Classic Comix? Better than nothing. My personal opinion is that they're a) a way to get through classics you're obliged to read and will never like, and thus make required reading more palatable; or b) for people just beginning to get into heavy literature, they're excellent at getting them to make that lit/visual bridge. We can't all have mainlined Bloom in fetu. *g*

Anonymous said...

That whole thing is kind of annoying. As though books that won prizes are more worthwhile than those that didn't. As though you either read THESE books or you were going down to the liberry to rent you up some movies.

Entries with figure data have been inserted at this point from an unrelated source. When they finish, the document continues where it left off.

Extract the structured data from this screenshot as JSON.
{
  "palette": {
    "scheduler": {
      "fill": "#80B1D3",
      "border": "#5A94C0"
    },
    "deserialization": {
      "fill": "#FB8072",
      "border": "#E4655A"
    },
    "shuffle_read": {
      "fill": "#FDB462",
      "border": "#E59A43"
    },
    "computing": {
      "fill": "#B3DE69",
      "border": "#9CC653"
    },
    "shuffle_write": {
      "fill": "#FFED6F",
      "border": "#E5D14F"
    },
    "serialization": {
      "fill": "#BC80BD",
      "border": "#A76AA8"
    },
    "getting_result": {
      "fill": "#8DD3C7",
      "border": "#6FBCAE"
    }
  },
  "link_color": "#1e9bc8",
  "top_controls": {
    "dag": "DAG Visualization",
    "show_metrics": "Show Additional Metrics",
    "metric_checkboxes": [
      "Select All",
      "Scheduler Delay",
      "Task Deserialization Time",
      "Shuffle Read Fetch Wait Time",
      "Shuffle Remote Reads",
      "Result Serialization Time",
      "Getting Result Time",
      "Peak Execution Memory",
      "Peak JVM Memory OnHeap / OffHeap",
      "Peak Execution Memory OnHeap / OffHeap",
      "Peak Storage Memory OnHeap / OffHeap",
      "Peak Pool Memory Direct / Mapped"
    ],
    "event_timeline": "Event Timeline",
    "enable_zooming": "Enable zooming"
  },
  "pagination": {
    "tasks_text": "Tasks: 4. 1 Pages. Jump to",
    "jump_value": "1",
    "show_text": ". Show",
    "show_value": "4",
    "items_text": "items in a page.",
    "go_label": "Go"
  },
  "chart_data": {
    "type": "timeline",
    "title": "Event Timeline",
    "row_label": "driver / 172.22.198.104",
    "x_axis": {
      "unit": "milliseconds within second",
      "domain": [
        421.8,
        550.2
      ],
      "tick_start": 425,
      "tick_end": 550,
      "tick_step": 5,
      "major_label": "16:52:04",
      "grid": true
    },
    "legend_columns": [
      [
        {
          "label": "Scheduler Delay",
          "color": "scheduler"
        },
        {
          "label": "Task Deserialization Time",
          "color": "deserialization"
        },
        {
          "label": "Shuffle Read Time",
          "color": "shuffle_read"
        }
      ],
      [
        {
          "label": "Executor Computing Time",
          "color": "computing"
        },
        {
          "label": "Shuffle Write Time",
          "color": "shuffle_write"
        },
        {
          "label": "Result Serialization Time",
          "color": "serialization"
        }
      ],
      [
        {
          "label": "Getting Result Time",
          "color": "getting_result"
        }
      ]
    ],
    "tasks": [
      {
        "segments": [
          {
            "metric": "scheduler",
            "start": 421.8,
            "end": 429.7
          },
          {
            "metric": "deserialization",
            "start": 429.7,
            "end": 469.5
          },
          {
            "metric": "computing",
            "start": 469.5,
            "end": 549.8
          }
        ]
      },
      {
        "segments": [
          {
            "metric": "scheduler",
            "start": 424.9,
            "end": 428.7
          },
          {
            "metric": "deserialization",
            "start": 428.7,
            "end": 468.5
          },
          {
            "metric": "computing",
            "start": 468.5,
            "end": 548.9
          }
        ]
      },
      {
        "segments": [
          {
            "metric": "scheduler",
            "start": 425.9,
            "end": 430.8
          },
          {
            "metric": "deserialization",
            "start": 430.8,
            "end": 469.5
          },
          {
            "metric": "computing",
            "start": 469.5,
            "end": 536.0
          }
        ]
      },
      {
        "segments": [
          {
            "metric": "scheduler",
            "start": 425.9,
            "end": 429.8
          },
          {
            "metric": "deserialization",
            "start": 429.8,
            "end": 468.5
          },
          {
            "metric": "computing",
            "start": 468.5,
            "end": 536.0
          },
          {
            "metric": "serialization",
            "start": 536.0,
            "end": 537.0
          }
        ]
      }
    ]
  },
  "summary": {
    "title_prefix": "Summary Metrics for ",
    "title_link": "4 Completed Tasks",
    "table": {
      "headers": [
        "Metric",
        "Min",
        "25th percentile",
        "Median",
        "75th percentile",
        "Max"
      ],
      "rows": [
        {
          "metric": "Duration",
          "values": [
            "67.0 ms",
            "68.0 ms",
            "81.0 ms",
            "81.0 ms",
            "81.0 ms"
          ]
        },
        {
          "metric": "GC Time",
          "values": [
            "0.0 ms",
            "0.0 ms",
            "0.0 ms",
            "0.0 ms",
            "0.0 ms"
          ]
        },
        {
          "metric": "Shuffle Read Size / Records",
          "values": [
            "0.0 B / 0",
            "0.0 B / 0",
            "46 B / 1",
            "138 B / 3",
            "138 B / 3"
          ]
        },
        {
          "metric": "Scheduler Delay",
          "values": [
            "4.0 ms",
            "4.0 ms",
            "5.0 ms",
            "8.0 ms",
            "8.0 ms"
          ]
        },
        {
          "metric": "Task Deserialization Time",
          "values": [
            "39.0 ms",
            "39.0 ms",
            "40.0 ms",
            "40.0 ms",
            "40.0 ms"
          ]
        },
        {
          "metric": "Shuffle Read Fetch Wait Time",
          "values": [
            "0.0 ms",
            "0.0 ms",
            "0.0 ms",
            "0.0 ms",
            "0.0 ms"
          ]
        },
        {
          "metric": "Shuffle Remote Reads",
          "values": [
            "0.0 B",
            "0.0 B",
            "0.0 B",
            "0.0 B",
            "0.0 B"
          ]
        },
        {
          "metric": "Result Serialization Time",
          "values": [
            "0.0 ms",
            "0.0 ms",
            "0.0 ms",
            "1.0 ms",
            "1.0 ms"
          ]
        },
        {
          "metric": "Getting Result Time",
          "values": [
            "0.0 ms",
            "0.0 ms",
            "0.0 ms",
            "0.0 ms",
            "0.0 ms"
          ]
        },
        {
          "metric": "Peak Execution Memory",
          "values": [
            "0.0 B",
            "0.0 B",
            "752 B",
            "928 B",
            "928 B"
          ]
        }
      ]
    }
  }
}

I must say, though, that American Pastoral is one of the best books I've ever read.

Anonymous said...


. . . but Cold Mountain is one of the worst.

Anonymous said...

Zero. Yikes, I'm a flunky. But I'll attribute that to the fact that I'm currently a student, which means that all the "good" books assigned to read are older, and any reading I do for pleasure is going to be pure fluff. I'm sure if the list went back 100 years (provided the award had been around that long) I'd fare better.

Matthew E said...

I've read one. Kavalier and Clay. I don't know if I should be ashamed or not; I read all the time, and most of it isn't crap. (Including the comic books.)

But somehow I feel like a gauntlet has been thrown down. I wonder how long it'd take me to read all the rest?

Joie de Vivre said...

Five: Small Things, Pi, and Kavalier and Clay, Blind Assassin and Middlesex. Of all the books I've read in the past two years, these are the stand-outs, too, with the exception of Assassin. Are we really meant to believe that the narrator doesn't know what's happening with her sister? Having sisters myself, I was offended she was such a spectacularly crappy one.

katiedid said...

God. Just one. Middlesex. Which was fine, not terrible, but not quite "the masterpiece" it was made out to be when it was released.

Boy, it suddenly dawns on me that I all I ever read lately are non-fiction books and trashy magazines. I need to branch out, I guess.

Copy Editor said...

Wow. Just one for me too. I LOVED God of Small Things.

But I've been doing the 50 books thing this year too (working on number 46 -- a bio of Shakespeare -- now), it's just that I haven't sought out well-reviewed books. I work in a bookstore, so I can borrow whatever I want and I just grab whatever has an interesting title (also, I only borrow hardbacks, to ensure I bring them back in good condition). If I don't do that, I just go to the "new arrivals" section of the library and pick. So I wind up reading a lot of random, obscure stuff and a LOT of biography and social science. I'll have to work on more classics and "award" books in the next year.

Liz said...

I Scored a 1. It's not fair to call me an idiot, though. I read Plenty of books in a year, But they're not new books. Right now I'm in the middle of Ulysses, Midnight's Children, and The Magnificent Ambersons.